Seperti mendengar petir di siang bolong. Seperti ditimpa batu sebesar gunung tepat di kepala ku ini. Dan sejak itu pula aku dilarikan ke rumah sakit karena serangan jantung.

Tuhan. Apalagi ini.
Aku pikir, aku mendidik anak ku itu dengan sebaik mungkin. Bahkan sangat baik. Sekolah pun sampai keluar negeri. Tapi kenapa harus terjerumus dengan hal yang sepele. Orang awam yang tidak pernah merasakan bangku sekolah pun masih bisa untuk menolaknya. Apalagi hampir disemua media informasi banyak tertulis bahaya dari narkoba itu. Aku tidak habis pikir. Kenapa harus seperti itu.
Dan kini aku hanya  bisa terbaring di rumah sakit. Dan kabarnya anak ku juga sudah mendapat hasil keputusan sidangnya, dan harus menjalani hukuman penjara beberapa tahun. Aku masih belum dapat berpikir lagi. Pikiranku kusut.

*
Cobaan terus datang silih berganti.
Aku masih tetap terbaring di tempat tidur. Tanpa ada seorang pun yang peduli. Bahkan istri ku pun entah ada dimana disaat aku terbangun di pagi hari. Meskipun ada yang bantu tapi semuanya harus memakai biaya, apalagi sakit ku yang tidak kunjung sembuh. Dan usahaku yang aku amanatkan pada anakku juga tidak berjalan dengan baik. Dan akhirnya kami harus pindah ke rumah yang sangat sederhana. Ya, sederhana sekali. Jauh berbeda dengan yang dulu pernah kami tempati. Para pekerja yang sudah tahunan bekerja di rumah kami pun kembali ke kampung halamannya.

Anakku yang pertama harus mencari pekerjaan baru yang mungkin kalau dapat pun upahnya tidak seberapa.
Anakku yang kedua masih harus menjalani hukumannya karena kasus narkoba.
Dan harapan ku saat ini adalah kepedulian istri ku yang mau tetap mendampingiku dalam keadaan seperti ini. Ternyata jauh dari harapan. Bahkan sangat jauh dari yang namanya seorang istri juga dari seorang ibu.
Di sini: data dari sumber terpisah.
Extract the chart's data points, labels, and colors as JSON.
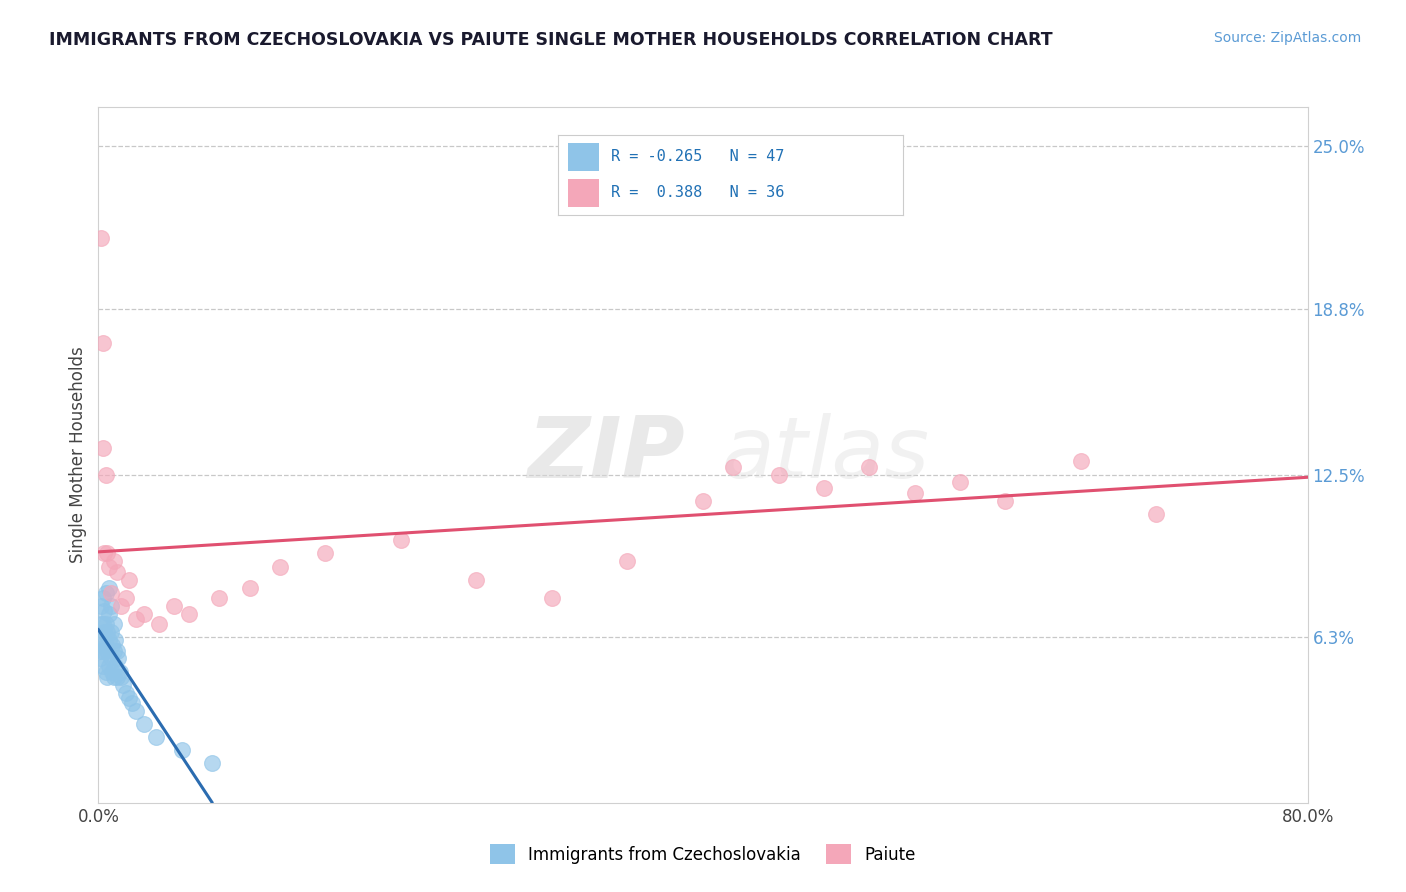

Ternyata selama ini dia hanya kumpul dengan teman-temannya untuk arisan yang tidak jelas dan mengahbiskan uang untuk ini itu yang tidak ada artinya. Dan terakhir dia mempunyai hutang ratusan juta kepada rentenir. Barang-barang yang ada di rumah kami pun harus direlakan demi membayar hutangnya. Itupun masih belum cukup.

*
Keluarga kami kini tidak sebahagia dulu. Harapan ku tinggal satu lagi. Yaitu anak bungsu ku yang sebentar lagi akan lulus dari sekolahnya.
Mungkin akan masuk ke universitas impiannya. Oh tidak, tetapi tidak melanjutkan sampai ke bangku kuliah.
Dan aku sudah menyarankan agar dia langsung mencari pekerjaan saja.
Tapi cobaan Tuhan belum usai. Cobaan masih datang menimpa keluarga kami.
Aku sudah pasrah jika nyawa ku saja yang diambil oleh Tuhan. Jangan nyawa anak
ku. Disaat mendengar kabar kalau anakku tertabrak mobil. Dan saat ini dia sudah berada di rumah sakit. Bahkan aku juga mendengar kabar bahwa anakku sudah tidak bernyawa lagi.
Tuhan. Jangan Kau ambil nyawa anakku. Ambil saja nyawa ku. Ternyata dia hanya koma.
*
Tuhan.
Engkau kabulkan do’a ku Ya Tuhan ?
Kenapa Kau ambil sekarang ? Kenapa ?
Aku hanya mampu melihat mereka dari sini. Dari jauh. Dari kegelapan. Dari alam yang sudah berbeda.
Anak pertama ku sangat kesulitan dalam mencari pekerjaan barunya, sehari-harinya hanya terdiam dan murung saja di dalam rumah.
Anak kedua ku yang masih menjalani masa hukumannya.
Bahkan anak perempuanku berjalan pincang.
Ya Tuhan. Kenapa Engkau biarkan keluarga ku tidak sebahagia dulu ? Apa salah ku ?

*
Tuhan, aku baru ingat, aku lupa bersyukur. Aku lupa membagi kebahagiaan disaat keluargaku sedang bahagia. Aku hanya memikirkan keluarga ku saja. Aku tidak peduli pada saudara-saudara ku yang saat itu sedang membutuhkan bantuan dari keluarg kami. Aku melupakan mereka.
Dan disaat ini pun mereka tidak ada yang peduli pada keluarga ku. Mereka acuh.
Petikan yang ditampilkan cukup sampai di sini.